Pick a category and two units. Common pairs like km ↔ miles, kg ↔ lbs and °C ↔ °F have dedicated programmatic landing pages for direct search traffic. Cooks: ml ↔ cups, cl ↔ ml and dl ↔ ml are wired up for recipe conversions with both US and metric tablespoons, teaspoons and cups available in the volume category.
How to use it
Pick a category
Choose length, weight, temperature, volume, area, or speed. The unit dropdowns refresh to match.
Pick source and target units
Pick the unit you have and the unit you want. The swap button mirrors the conversion if you got them backwards.
Type the value
Type a number - the converted value updates instantly. Six significant digits are shown.
What is it?
A unit converter translates a quantity from one unit of measure to another using the SI base unit as the pivot. Length, weight, temperature, volume, speed and area are the categories that account for ~95% of search demand. The arithmetic is trivial for most categories (multiply by a constant); temperature is special because the scales have different zero points, so an offset is applied before and after the scaling factor.
When to use it
Whenever a measurement crosses a metric/imperial boundary: translating European recipe quantities to American cups, comparing American weather forecasts to European ones, converting marathon distances between countries, sizing furniture from a German manufacturer for a US apartment.
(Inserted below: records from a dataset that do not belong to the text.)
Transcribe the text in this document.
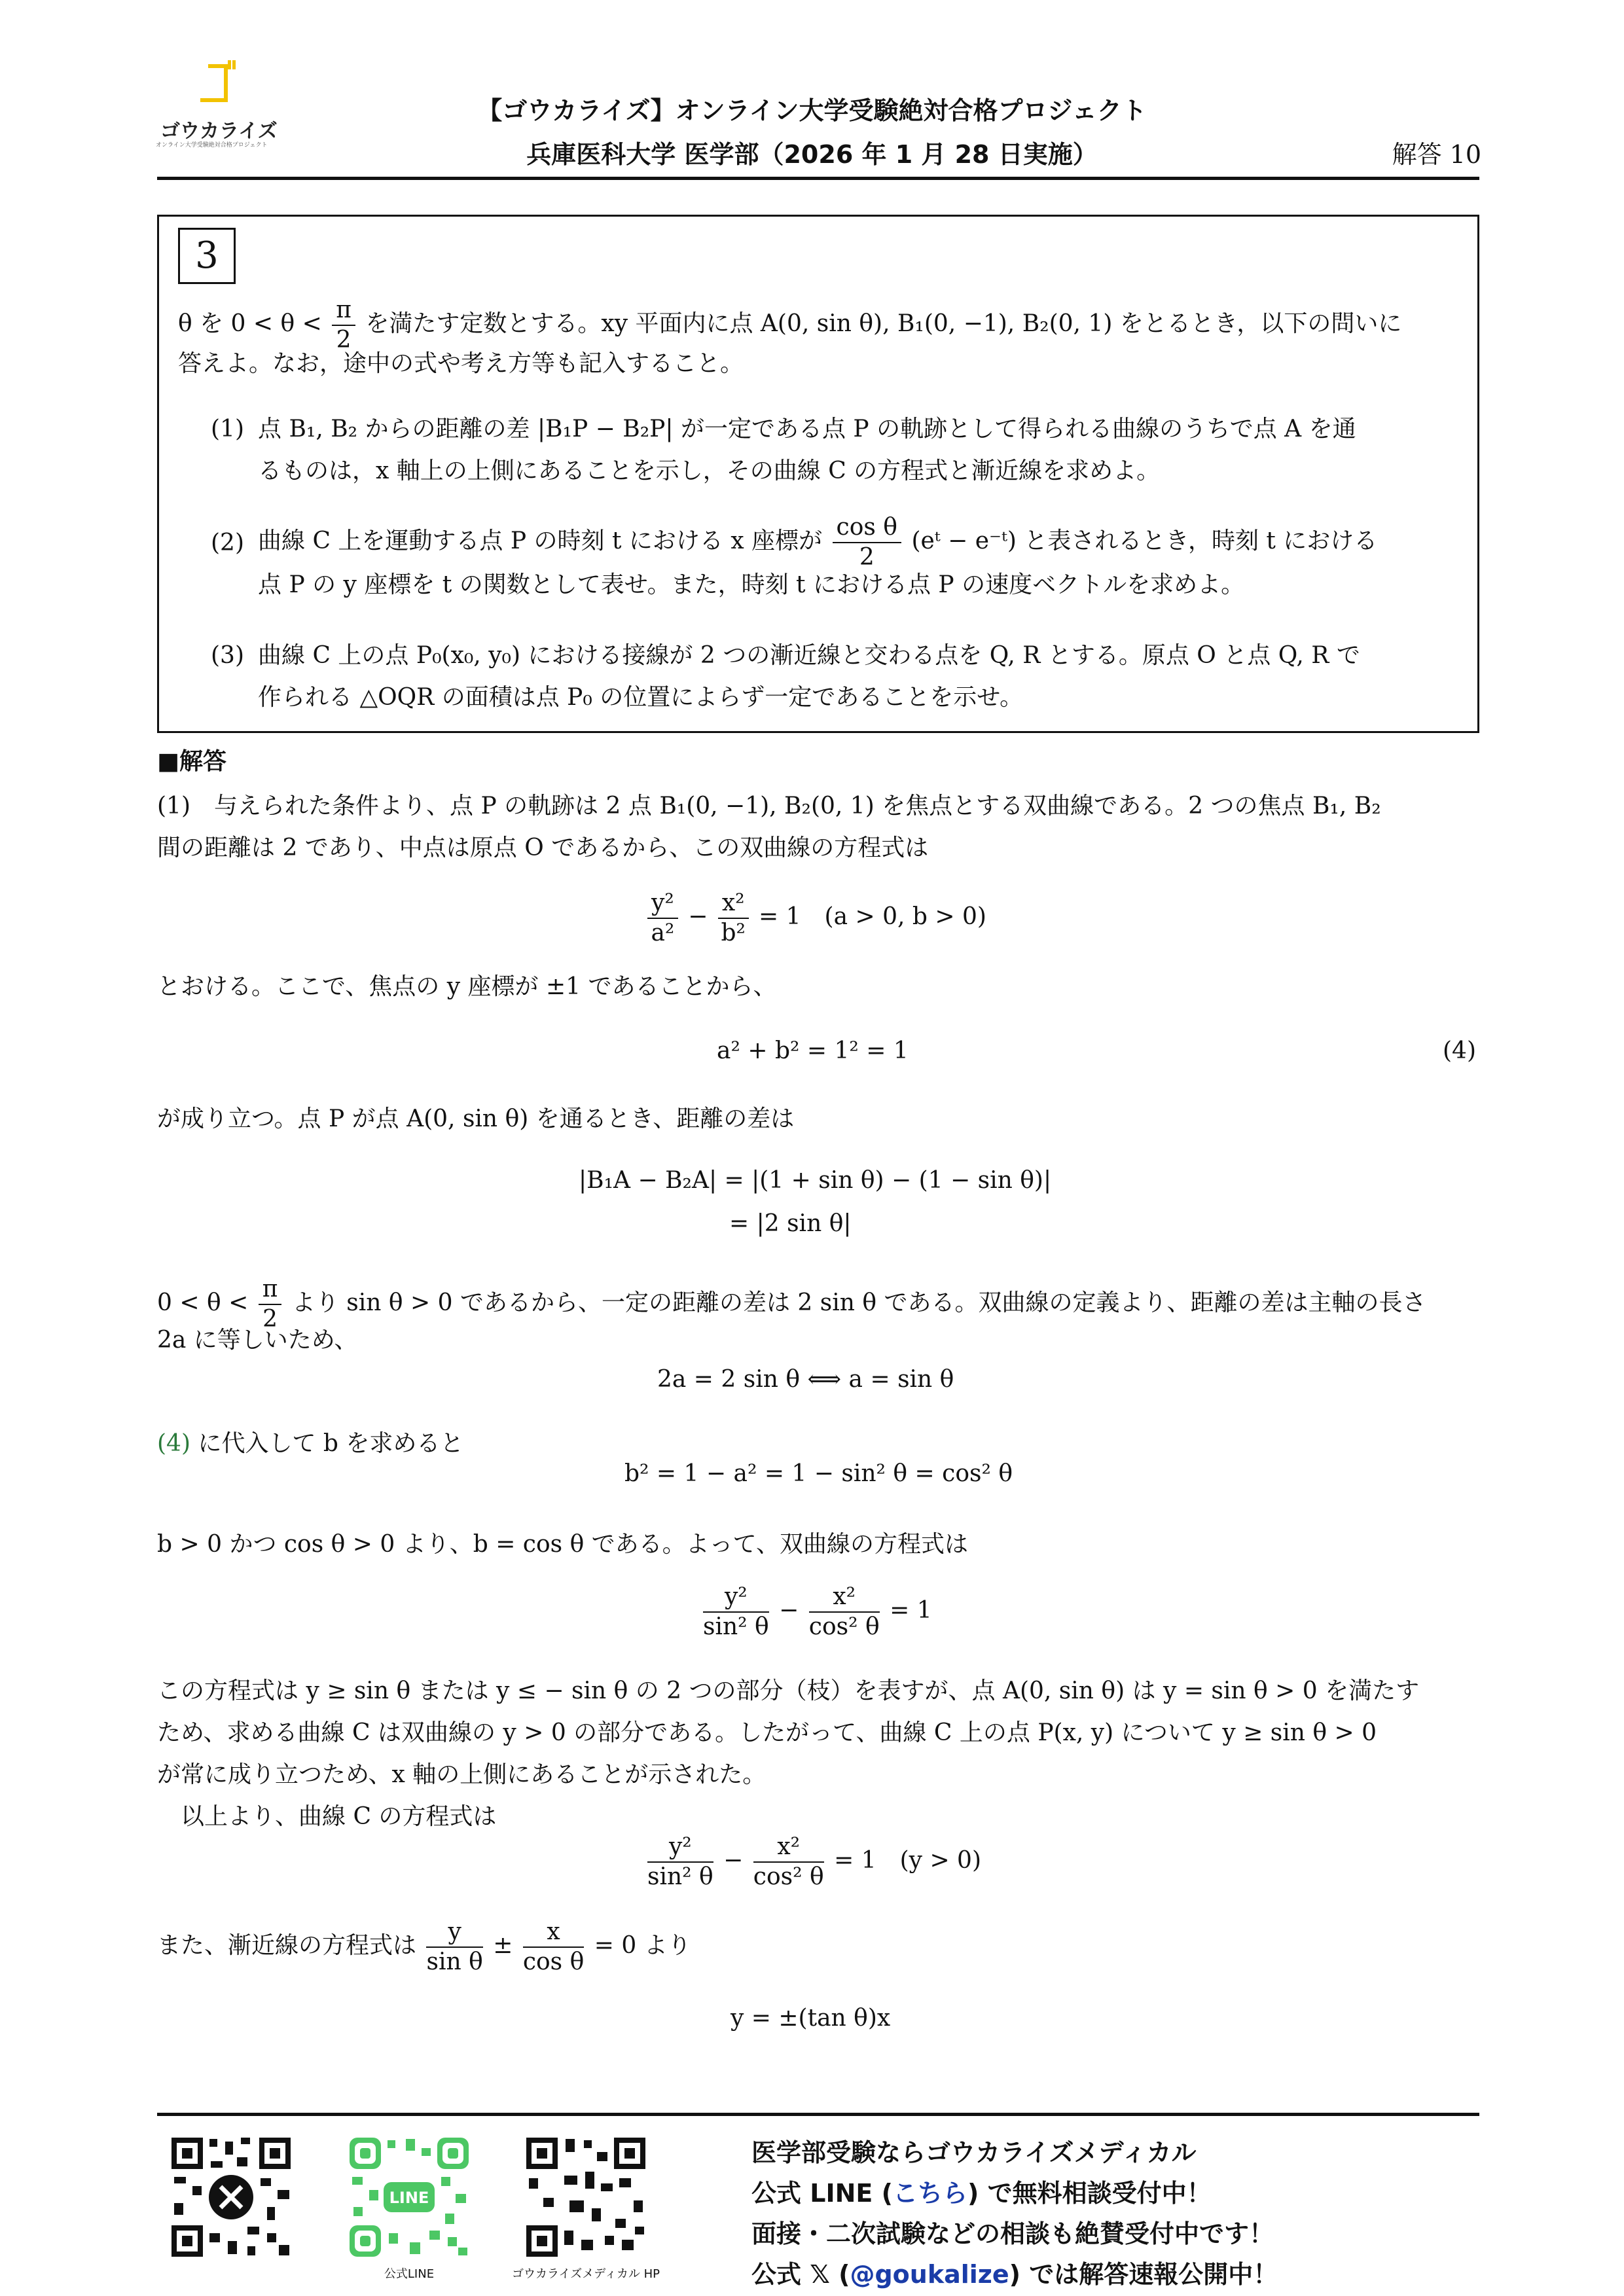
ゴウカライズ
オンライン大学受験絶対合格プロジェクト
【ゴウカライズ】オンライン大学受験絶対合格プロジェクト
兵庫医科大学 医学部（2026 年 1 月 28 日実施）	解答 10
3
θ を $0 < \theta < \frac{\pi}{2}$ を満たす定数とする。xy 平面内に点 A(0, sin θ), B₁(0, −1), B₂(0, 1) をとるとき，以下の問いに
答えよ。なお，途中の式や考え方等も記入すること。
(1) 点 B₁, B₂ からの距離の差 |B₁P − B₂P| が一定である点 P の軌跡として得られる曲線のうちで点 A を通
るものは，x 軸上の上側にあることを示し，その曲線 C の方程式と漸近線を求めよ。
(2) 曲線 C 上を運動する点 P の時刻 t における x 座標が $\frac{\text{cos θ}}{2}$ (eᵗ − e⁻ᵗ) と表されるとき，時刻 t における
点 P の y 座標を t の関数として表せ。また，時刻 t における点 P の速度ベクトルを求めよ。
(3) 曲線 C 上の点 P₀(x₀, y₀) における接線が 2 つの漸近線と交わる点を Q, R とする。原点 O と点 Q, R で
作られる △OQR の面積は点 P₀ の位置によらず一定であることを示せ。
■解答
(1)　与えられた条件より、点 P の軌跡は 2 点 B₁(0, −1), B₂(0, 1) を焦点とする双曲線である。2 つの焦点 B₁, B₂
間の距離は 2 であり、中点は原点 O であるから、この双曲線の方程式は
$\frac{\text{y²}}{\text{a²}} - \frac{\text{x²}}{\text{b²}} = 1$　(a > 0, b > 0)
とおける。ここで、焦点の y 座標が ±1 であることから、
a² + b² = 1² = 1	(4)
が成り立つ。点 P が点 A(0, sin θ) を通るとき、距離の差は
|B₁A − B₂A| = |(1 + sin θ) − (1 − sin θ)|
= |2 sin θ|
$0 < \theta < \frac{\pi}{2}$ より sin θ > 0 であるから、一定の距離の差は 2 sin θ である。双曲線の定義より、距離の差は主軸の長さ
2a に等しいため、
2a = 2 sin θ ⟺ a = sin θ
(4) に代入して b を求めると
b² = 1 − a² = 1 − sin² θ = cos² θ
b > 0 かつ cos θ > 0 より、b = cos θ である。よって、双曲線の方程式は
$\frac{\text{y²}}{\text{sin² θ}} - \frac{\text{x²}}{\text{cos² θ}} = 1$
この方程式は y ≥ sin θ または y ≤ − sin θ の 2 つの部分（枝）を表すが、点 A(0, sin θ) は y = sin θ > 0 を満たす
ため、求める曲線 C は双曲線の y > 0 の部分である。したがって、曲線 C 上の点 P(x, y) について y ≥ sin θ > 0
が常に成り立つため、x 軸の上側にあることが示された。
以上より、曲線 C の方程式は
$\frac{\text{y²}}{\text{sin² θ}} - \frac{\text{x²}}{\text{cos² θ}} = 1$　(y > 0)
また、漸近線の方程式は $\frac{y}{\text{sin θ}} \pm \frac{x}{\text{cos θ}} = 0$ より
y = ±(tan θ)x
LINE
公式LINE	ゴウカライズメディカル HP
医学部受験ならゴウカライズメディカル
公式 LINE (こちら) で無料相談受付中！
面接・二次試験などの相談も絶賛受付中です！
公式 𝕏 (@goukalize) では解答速報公開中！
Also useful in technical contexts: aviation (metres ↔ feet for altitude), shipping (kilograms ↔ pounds), engineering (Pa ↔ psi).
Common mistakes
Confusing the two definitions of a 'ton' (metric ton = 1000 kg vs. US short ton = 907 kg). Treating US and UK gallons as the same - they differ by ~17%. Forgetting that fluid ounces are a volume in one system and a weight in another. And rounding too aggressively when the result will be chained into another calculation.
FAQ
- How accurate is this converter?
- We use the SI base unit definitions. Conversions are accurate to JavaScript's full double-precision floating-point range - more than enough for any practical use.